En effet, depuis Auschwitz nous ne pouvons plus attendre le secours de Dieu, non plus que des idéologies funestes qui promettaient le matin. Quant au capitalisme ultralibéral il n’est pas cruel, il est indifférent et, par conséquent, totalitaire. Et, l’humanisme dans lequel nous avons été élevés risque de se dissoudre progressivement dans un consumérisme obscène. Alors, qu’est-ce qui fait encore sens à la vie dès lors que nous restons, dans un monde complexe, sans garde-fous contre nos pulsions d’avoir et de toute-puissance ?
Ce qui reste pour faire sens c’est la liberté, et dans la liberté la morale, la morale qui n’ose plus dire son nom. Emmanuel Lévinas la nomme : « être-pour-autrui ». Pour lui, l’être-pour-autrui est constitutif de l’être tout court, ontologiquement. De son côté, Hans Jonas, penseur de la responsabilité, attache à la morale le concept qu’il nomme « Principe responsabilité ». C’est l’homme qui est responsable, ce ne sont ni Dieu ni les dieux.

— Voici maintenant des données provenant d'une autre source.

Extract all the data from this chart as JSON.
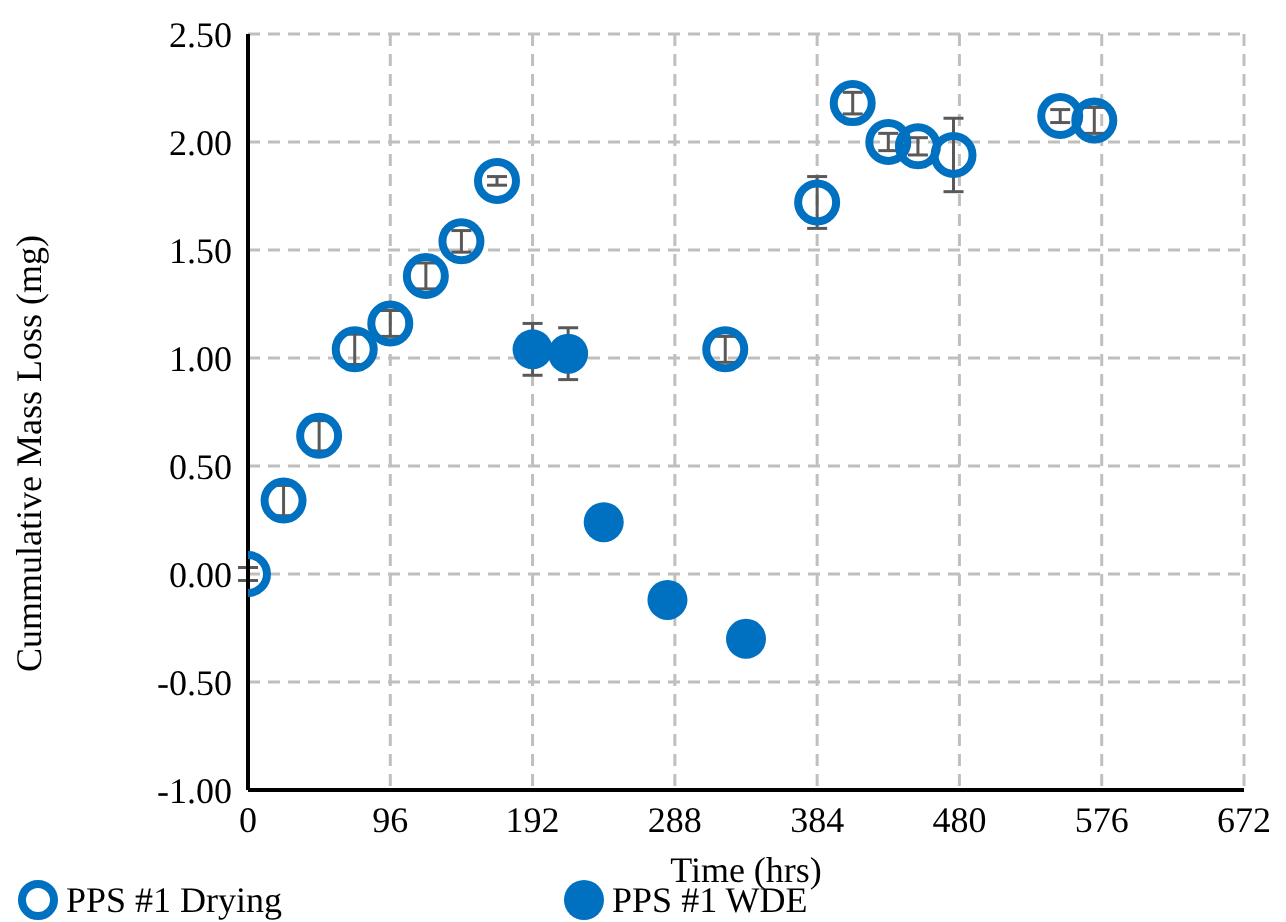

Ce principe responsabilité « affirme simplement qu’il faut vivre et penser avec la certitude de la proximité toujours là du mal et exiger de soi ce qui permet de l’empêcher, non de faire semblant de le réparer lorsqu’il se fait tard et que la plainte a cessé ». (5)
Il s’agit bien, foncièrement, de cette morale qui, à Auschwitz, au Cambodge, au Rwanda, au Kosovo, en Tchétchénie, en Afrique sidéenne, dans nos pays riches, nos quartiers, nos rues, dans la cour des écoles, dans nos groupes institutionnels, dans la relation éducative, il s’agit donc de cette morale qui nous demande toujours, et qui demande par notre voix aux enfants et aux adolescents violents : « Qu’as-tu fait de ton frère ? ». Répéter sans cesse cette question millénaire sur le terrain éducatif c’est déjà répondre à la violence. Je pense enfin que cette question essentiellement morale : Qu’as-tu fait de ton frère ? ajoute à la relation éducative, dans des institutions justes ce qui lui manque peut-être de… signification.

Jean-Marie Servin

(1) Paul Fustier, Le lien d’accompagnement, Dunod 2000

(2) Catherine Chalier « de L’Intranquillité de l’âme » Payot 1999

(3) Le Rôle de l’éducateur (p 91), l’Harmattan 1995

(4) Entretien sur FR3, 1991.

(5) Catherine Chalier « Dieu sans puissance », essai sur la conférence de Hans Jonas « Le Concept de Dieu après Auschwitz » (p 69) Rivages 1994.